Abstract:
This project implements the capability of distributed computing using the application of
Speaker identification. A database approach is utilized for detection of specific person
where the voice of unknown speaker is compared with already saved data. A cluster of
about 5 computers is established by using the Hadoop on which all the processing occurs.
First a database of voice features is created and maintained in Hadoop’s database known
as HBase. The database is recorded from the various students and teachers in the college.

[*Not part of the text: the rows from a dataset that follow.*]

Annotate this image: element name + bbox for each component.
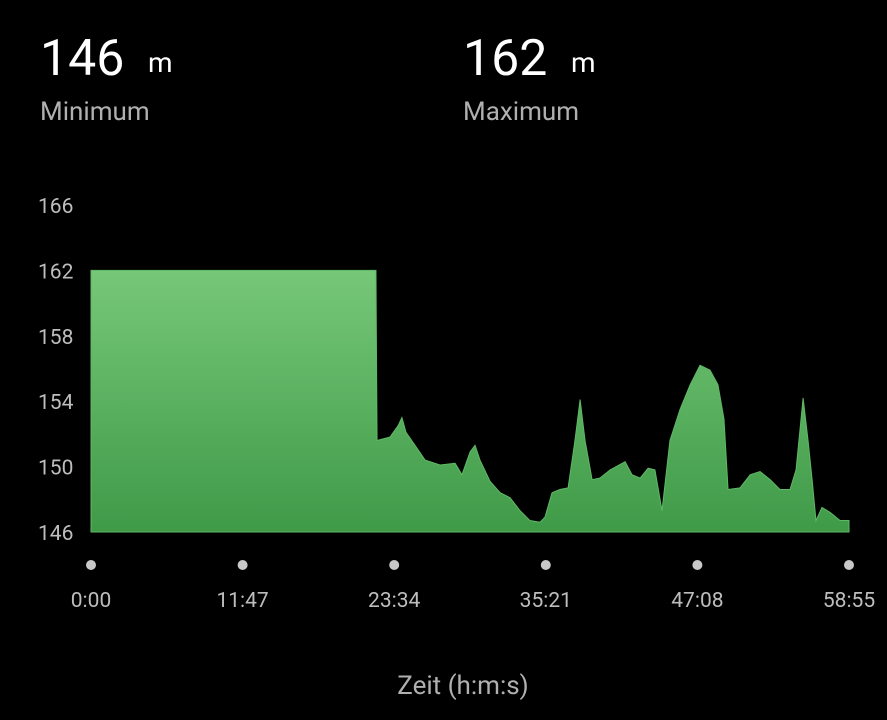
max-unit: m (571, 46, 596, 79)
min-label: Minimum (40, 97, 150, 127)
min-value: 146 (40, 30, 124, 88)
x-tick-dot (86, 560, 96, 570)
x-tick-label: 11:47 (216, 589, 268, 613)
y-tick-label: 162 (38, 260, 74, 284)
x-tick-dot (540, 560, 551, 570)
x-tick-label: 23:34 (368, 589, 420, 613)
y-tick-label: 166 (38, 195, 73, 219)
x-tick-dot (844, 560, 854, 570)
x-tick-label: 0:00 (71, 589, 112, 613)
x-tick-label: 58:55 (823, 589, 875, 613)
max-label: Maximum (463, 97, 579, 127)
max-value: 162 (463, 30, 547, 88)
x-tick-label: 47:08 (671, 589, 723, 613)
x-tick-dot (389, 560, 400, 570)
y-tick-label: 154 (38, 391, 74, 415)
x-tick-dot (237, 560, 248, 570)
area (90, 269, 850, 533)
y-tick-label: 150 (38, 457, 73, 481)
min-unit: m (148, 46, 173, 79)
y-tick-label: 158 (38, 326, 73, 350)
x-tick-dot (692, 560, 703, 570)
x-tick-label: 35:21 (520, 589, 572, 613)
x-axis-title: Zeit (h:m:s) (397, 671, 528, 701)
y-tick-label: 146 (38, 522, 73, 546)
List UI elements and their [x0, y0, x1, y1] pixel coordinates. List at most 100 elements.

The training is done by first pre-processing the voice inputs for some noise removal. Then
Mfcc features are extracted from these voice signals using Matlab VoiceBox. Then a
compression technique, Vector Quantization, is used to reduce the number of feature
vectors obtained from Mfcc. K-Means is applied as a clustering technique and then saved
into HBase database. This is the training data. Then an unknown speaker voice signal is
taken as input and after pre-processing Mfcc features are extracted and then compared
with every entry of database for the most likely voice features. The matching part is done
by using the technique of parallel processing. Inputs are distributed over the cluster and
MapReduce tasks are performed on all the nodes running TaskTracker. All the nodes are
controlled by a Master node on which Jobtracker and Namenode are running. Major
applications of the project include site access, credit card authorization, secure phone
access to banking, database services, and access to secure equipment etc.